Evolving: a digital infrastructure is not designed or created in a singe act, but evolves continually as it expands in scale and is adapted for new purposes.
Open: a digital infrastructure is available for new users and new uses.
Standardised: a digital infrastructure needs agreed common standards to ensure its functional integrity and allow it to scale up.
Heterogeneous: a digital infrastructure consists of different elements: technology, users, organisations, governance.
Installed base: a digital infrastructure will build on, expand and integrate previous systems and services.

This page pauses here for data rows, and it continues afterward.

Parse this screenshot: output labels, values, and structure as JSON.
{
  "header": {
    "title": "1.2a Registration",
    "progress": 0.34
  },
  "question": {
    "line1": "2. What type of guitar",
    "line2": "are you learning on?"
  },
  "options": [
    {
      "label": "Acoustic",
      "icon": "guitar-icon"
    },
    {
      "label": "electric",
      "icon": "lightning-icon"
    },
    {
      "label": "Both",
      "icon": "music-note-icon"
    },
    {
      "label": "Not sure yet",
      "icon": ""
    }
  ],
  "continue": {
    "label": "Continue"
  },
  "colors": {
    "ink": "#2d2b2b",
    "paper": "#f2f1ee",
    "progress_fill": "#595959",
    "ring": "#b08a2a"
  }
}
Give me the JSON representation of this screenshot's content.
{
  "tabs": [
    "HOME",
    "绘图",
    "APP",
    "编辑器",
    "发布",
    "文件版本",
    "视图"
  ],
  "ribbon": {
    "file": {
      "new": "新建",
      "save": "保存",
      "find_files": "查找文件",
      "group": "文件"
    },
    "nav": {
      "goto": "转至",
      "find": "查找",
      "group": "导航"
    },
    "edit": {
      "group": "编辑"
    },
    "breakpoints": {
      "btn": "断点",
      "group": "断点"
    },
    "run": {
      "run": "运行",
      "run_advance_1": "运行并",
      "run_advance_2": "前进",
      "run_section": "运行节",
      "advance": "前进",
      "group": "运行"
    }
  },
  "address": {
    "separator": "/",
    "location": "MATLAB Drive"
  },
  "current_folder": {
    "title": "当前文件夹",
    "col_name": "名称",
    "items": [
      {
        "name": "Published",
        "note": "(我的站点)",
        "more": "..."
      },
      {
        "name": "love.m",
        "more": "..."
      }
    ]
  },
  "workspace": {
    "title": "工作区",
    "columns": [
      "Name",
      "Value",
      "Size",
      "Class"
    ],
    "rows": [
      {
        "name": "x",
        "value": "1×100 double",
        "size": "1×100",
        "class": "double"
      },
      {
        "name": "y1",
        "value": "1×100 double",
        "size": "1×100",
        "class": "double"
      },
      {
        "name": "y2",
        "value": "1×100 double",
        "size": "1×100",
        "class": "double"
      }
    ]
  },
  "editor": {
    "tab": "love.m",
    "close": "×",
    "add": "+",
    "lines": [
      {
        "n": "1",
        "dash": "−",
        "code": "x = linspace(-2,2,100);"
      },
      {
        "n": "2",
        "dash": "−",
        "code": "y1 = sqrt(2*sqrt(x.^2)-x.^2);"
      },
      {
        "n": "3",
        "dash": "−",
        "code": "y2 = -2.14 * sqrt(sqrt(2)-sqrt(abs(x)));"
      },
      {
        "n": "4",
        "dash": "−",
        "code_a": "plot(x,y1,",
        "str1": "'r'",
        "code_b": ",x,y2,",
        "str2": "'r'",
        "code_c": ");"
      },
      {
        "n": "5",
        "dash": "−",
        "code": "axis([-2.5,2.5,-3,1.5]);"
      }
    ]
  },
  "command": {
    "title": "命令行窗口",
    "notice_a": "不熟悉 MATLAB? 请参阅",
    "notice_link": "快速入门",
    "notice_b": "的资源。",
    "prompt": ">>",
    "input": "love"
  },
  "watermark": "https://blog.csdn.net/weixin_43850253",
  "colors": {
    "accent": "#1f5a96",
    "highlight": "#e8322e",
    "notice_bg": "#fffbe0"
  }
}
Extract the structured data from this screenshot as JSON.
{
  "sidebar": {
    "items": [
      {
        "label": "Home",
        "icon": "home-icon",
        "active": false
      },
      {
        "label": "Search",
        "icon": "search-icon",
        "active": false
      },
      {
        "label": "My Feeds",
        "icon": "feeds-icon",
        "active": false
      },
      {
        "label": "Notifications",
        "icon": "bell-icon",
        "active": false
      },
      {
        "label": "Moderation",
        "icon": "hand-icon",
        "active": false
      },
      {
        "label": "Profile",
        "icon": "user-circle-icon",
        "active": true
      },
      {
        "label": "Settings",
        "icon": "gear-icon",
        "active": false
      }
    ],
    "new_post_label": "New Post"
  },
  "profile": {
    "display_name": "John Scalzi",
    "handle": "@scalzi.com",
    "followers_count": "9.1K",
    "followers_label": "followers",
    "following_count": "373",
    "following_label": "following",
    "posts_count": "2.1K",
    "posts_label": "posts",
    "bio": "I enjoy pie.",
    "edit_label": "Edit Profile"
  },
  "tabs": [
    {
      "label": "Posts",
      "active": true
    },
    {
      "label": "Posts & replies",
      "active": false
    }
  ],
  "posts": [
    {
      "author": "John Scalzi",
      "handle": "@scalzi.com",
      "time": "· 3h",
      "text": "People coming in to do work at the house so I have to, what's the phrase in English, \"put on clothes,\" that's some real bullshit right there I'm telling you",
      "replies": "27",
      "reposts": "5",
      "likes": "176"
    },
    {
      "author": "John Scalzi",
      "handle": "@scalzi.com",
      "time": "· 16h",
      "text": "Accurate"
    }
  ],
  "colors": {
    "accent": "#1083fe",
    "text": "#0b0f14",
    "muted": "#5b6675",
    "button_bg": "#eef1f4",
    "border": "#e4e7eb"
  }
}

We are today in the earliest phases of developing the standards and resources that open up the option of a digital medicines infrastructure at the hospital scale and upon which multiple services might be built. Why, for example, should a hospital not be able to deploy services that allow a prescriber to look at the stock of a medicine, its price, its use for other patients/patient groups, current research and so on? Such a case looks beyond separate software-driven islands for procurement, prescribing, dispensing, administration, discharge, research, audit and so on, and moves towards a core digital artefact, served by a new infrastructure that allows multiple software applications to support safe and context-relevant work practices reflecting a rich detail of specific medicines.
At one level, such an infrastructure is just a step or two on from the ‘interfacing’ model that Cresswell et al introduce.3 However, infrastructures have another essential and valuable quality — that of generativity, ‘a system’s capacity to produce unanticipated change through unfiltered contributions from broad and varied audiences8.

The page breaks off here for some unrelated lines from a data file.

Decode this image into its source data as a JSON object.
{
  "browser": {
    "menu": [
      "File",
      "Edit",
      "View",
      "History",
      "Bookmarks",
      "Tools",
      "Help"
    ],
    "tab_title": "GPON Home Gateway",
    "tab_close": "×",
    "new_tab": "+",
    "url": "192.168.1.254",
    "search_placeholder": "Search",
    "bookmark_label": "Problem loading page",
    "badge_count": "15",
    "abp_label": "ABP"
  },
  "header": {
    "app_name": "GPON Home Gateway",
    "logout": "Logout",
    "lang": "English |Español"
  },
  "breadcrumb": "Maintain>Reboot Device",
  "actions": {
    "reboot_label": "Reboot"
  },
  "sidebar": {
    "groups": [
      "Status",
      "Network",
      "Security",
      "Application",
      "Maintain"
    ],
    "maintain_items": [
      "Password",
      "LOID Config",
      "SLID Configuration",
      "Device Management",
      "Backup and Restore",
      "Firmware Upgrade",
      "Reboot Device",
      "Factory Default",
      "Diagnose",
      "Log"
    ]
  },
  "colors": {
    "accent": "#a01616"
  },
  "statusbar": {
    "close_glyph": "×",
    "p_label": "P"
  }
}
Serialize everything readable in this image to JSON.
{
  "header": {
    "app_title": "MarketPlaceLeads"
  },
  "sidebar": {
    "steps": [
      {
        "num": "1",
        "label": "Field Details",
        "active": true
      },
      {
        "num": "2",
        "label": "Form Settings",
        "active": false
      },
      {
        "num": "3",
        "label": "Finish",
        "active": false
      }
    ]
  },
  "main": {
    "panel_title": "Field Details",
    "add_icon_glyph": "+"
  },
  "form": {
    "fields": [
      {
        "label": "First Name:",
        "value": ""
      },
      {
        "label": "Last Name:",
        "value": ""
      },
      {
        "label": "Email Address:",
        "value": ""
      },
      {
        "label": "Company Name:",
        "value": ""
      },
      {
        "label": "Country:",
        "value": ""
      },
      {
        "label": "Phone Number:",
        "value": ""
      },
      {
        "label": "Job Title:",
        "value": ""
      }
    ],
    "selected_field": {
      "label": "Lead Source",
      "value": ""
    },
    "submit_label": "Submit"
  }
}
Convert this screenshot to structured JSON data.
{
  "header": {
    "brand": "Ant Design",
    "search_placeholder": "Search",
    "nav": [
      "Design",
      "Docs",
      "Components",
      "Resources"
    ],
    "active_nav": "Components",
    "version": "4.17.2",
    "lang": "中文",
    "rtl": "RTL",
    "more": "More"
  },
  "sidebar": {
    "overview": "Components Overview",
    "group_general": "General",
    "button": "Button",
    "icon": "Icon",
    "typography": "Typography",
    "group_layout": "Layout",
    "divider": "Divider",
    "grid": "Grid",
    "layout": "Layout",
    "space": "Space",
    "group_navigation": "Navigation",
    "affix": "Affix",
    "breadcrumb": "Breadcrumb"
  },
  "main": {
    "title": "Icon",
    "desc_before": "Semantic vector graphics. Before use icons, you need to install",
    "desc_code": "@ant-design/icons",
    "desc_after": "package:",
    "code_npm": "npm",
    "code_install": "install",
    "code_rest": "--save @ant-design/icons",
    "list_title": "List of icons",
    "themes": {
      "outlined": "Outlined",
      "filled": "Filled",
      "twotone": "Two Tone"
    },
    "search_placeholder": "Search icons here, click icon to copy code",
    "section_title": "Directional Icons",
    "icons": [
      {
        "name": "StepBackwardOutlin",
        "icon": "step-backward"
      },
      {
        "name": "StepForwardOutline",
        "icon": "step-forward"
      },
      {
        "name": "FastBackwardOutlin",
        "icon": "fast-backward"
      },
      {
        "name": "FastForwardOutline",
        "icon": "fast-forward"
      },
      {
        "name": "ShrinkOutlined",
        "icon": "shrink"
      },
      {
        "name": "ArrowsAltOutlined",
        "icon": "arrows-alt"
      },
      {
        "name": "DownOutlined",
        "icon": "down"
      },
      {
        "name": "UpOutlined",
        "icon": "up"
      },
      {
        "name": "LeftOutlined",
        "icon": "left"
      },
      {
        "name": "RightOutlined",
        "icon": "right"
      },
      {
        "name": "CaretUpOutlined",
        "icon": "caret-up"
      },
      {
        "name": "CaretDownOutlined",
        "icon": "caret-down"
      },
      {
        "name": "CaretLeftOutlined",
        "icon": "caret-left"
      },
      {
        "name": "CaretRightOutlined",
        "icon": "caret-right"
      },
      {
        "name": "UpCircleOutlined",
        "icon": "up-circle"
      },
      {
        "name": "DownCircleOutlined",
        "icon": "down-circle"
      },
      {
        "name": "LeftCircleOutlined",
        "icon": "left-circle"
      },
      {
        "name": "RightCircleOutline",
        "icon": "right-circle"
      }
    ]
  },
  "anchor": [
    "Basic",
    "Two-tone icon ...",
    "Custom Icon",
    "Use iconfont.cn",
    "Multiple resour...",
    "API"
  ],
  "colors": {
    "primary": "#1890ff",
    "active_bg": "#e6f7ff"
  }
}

In providing services that support the flexible and open sharing and mixing of digital artefacts (medicines but also patients, samples, tests, population data, demand data and so on), the opportunity for ‘contributions’ from the broader community is reinvigorated. Today, as Cresswell et al note,2 the users of electronic prescribing software have limited opportunities to take their own ideas and make them work. By separating the infrastructure layer, where digital artefacts and associated services are made available to share, from the users’ applications layer, this engine of innovation — including innovation in safety — may be restarted9.
The authors acknowledge research funding from Research Councils UK for the ‘Delivering Digital Drugs’ project, part of the ‘New Economic Models in the Digital Economy’ programme, grant reference EP/L021188/1.
Competing interests None declared.
Provenance and peer review Commissioned; internally peer reviewed.